Denison, became especially heavily involved with Marine and defense applications providing steering gears and many other products to the US Navy. In 1986, ABEX/IC sold the Denison division to a Swedish manufacturer of Radial Piston Hydraulic Motors, Hagglunds.

As business slowed during the recession of the 1980s, Hagglunds Denison was forced to close and sell several factories. Burgess Hill, England: Delaware, Ohio: and Columbus, Ohio. Marysville then became the Corporate Headquarters but was also subject to severe cutbacks. Denison split into two groups in 1991: Hagglunds Drives and Hagglunds Denison. In 1993, Hagglunds sold the Denison portion to three private investors.
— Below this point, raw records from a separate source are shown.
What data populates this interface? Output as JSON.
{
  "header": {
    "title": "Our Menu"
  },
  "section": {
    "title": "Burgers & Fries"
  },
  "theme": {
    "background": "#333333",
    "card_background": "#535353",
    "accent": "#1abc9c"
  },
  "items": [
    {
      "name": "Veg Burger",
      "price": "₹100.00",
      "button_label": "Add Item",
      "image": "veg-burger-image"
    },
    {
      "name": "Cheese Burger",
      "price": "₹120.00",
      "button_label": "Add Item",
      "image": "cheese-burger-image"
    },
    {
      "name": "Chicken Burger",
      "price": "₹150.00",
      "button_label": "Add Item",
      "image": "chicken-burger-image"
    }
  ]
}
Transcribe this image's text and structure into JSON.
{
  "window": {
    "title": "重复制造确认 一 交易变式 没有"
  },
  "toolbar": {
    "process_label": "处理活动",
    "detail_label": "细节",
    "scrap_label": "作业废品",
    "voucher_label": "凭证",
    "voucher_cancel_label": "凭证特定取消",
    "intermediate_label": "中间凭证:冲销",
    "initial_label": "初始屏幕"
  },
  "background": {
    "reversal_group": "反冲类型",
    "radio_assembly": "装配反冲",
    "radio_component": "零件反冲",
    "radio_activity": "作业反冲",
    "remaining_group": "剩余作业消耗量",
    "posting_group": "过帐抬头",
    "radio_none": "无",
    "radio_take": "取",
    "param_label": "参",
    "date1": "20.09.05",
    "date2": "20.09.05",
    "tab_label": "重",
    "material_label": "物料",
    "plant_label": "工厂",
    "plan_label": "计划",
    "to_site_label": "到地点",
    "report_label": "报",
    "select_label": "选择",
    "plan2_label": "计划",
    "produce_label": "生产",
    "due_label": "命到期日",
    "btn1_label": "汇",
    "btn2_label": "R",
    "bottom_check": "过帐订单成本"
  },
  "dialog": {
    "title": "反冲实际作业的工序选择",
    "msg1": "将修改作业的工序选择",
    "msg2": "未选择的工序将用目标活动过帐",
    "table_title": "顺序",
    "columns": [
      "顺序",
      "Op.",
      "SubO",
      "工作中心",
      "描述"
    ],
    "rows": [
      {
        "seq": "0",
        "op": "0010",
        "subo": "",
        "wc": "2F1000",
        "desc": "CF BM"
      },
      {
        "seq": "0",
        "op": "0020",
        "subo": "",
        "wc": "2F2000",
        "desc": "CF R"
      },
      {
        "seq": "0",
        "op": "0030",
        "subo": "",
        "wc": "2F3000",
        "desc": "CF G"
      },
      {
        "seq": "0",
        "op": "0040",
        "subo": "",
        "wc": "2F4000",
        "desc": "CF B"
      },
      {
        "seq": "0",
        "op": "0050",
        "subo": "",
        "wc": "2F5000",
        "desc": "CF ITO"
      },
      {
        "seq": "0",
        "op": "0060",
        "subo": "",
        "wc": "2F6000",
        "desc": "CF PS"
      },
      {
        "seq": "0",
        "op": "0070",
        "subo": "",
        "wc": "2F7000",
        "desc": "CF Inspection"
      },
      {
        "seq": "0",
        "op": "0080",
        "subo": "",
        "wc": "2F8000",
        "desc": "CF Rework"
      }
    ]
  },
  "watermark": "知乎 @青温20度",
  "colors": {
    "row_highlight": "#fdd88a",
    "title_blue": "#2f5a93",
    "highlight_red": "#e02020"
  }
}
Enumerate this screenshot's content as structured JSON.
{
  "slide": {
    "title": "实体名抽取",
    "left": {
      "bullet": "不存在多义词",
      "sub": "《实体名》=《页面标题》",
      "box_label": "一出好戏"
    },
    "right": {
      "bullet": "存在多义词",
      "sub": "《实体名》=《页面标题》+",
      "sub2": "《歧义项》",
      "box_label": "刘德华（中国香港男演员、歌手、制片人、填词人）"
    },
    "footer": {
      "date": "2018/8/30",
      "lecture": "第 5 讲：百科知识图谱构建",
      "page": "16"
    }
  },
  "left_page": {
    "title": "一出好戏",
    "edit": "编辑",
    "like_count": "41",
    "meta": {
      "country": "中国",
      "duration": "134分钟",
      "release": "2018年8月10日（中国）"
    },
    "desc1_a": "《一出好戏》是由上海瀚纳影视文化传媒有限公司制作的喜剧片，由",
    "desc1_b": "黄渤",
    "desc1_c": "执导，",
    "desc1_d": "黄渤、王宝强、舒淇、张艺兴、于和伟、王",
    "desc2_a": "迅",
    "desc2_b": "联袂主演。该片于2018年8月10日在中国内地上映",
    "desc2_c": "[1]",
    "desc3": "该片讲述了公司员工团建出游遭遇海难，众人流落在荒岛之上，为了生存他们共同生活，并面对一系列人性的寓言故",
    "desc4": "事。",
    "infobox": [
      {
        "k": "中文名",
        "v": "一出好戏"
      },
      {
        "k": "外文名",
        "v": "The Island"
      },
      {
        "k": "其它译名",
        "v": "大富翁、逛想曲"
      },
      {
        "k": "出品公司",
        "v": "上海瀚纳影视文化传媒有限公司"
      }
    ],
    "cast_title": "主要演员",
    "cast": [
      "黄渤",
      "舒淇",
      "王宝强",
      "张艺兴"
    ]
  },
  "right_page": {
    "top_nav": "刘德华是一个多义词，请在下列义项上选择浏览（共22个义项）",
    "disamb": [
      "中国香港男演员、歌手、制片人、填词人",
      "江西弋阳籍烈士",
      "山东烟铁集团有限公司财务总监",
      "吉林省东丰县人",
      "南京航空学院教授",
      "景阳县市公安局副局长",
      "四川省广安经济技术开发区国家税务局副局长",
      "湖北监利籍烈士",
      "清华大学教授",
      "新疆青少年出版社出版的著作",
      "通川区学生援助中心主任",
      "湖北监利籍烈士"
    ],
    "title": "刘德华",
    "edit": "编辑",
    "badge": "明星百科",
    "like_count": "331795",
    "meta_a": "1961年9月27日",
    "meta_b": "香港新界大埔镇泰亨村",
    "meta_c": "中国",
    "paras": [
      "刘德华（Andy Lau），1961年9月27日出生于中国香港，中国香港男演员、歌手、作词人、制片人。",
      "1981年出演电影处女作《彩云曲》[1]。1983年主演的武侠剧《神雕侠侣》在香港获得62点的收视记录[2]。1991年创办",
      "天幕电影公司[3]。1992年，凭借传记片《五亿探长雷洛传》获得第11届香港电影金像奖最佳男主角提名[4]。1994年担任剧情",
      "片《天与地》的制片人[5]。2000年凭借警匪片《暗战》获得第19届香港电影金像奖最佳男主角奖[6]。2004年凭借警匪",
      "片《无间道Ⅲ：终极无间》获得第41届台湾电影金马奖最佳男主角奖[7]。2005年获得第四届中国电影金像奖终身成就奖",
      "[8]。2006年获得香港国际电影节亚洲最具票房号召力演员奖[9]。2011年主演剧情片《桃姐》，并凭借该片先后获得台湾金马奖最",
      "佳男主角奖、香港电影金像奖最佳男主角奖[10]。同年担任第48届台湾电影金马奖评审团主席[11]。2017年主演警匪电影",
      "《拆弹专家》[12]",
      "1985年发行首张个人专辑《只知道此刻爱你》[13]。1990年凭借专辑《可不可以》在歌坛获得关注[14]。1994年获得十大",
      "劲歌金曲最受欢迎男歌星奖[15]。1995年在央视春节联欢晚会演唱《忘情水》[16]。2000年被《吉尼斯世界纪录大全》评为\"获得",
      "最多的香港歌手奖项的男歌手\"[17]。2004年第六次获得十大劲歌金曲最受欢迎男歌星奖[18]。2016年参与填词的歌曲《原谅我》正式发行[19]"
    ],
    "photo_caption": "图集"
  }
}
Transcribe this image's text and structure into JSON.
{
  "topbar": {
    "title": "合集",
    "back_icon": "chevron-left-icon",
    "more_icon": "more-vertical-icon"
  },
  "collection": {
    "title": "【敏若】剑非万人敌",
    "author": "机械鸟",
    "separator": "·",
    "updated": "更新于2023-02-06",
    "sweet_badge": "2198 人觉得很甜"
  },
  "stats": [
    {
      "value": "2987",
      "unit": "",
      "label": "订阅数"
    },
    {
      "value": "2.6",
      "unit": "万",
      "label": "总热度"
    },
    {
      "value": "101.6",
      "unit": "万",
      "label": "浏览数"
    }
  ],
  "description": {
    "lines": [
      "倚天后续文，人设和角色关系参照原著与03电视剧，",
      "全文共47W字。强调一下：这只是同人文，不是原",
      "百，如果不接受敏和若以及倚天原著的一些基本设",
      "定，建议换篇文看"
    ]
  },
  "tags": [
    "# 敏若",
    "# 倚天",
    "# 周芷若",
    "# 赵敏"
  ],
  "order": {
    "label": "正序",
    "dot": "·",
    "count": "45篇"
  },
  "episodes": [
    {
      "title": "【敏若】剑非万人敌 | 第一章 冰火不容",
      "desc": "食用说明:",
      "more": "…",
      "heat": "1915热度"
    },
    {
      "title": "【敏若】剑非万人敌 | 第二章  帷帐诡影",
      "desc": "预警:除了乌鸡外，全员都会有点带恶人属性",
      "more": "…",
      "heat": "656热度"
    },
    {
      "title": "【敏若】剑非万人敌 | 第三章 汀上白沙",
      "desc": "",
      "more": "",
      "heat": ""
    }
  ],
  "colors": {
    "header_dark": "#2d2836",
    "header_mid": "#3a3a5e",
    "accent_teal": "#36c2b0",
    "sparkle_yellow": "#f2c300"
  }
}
Hagglunds remained a customer of Denison, but no longer retained ownership in the company. The company name was then changed to the current Denison Hydraulics Inc.

In October 2003, Parker Hannifin acquired Denison International for $240 million.

==Denison Engineering==
Based on Bill Denison's hydraulics expertise—the Denison company was to go on to produce more than 600 patents during the twentieth century.

The most prominent engineer was Ellis Born, (October 11, 1919 - Monday, March 19, 2007) graduated in 1941 from the Ohio State University with a Bachelor of Science in mechanical engineering. He was associated with more than 100 patents developed throughout his career.
Born received the Ohio State Department of Mechanical Engineering 2006 Charles Kettering Lifetime Achievement Award in recognition of his achievements over his lifetime as a mechanical engineer.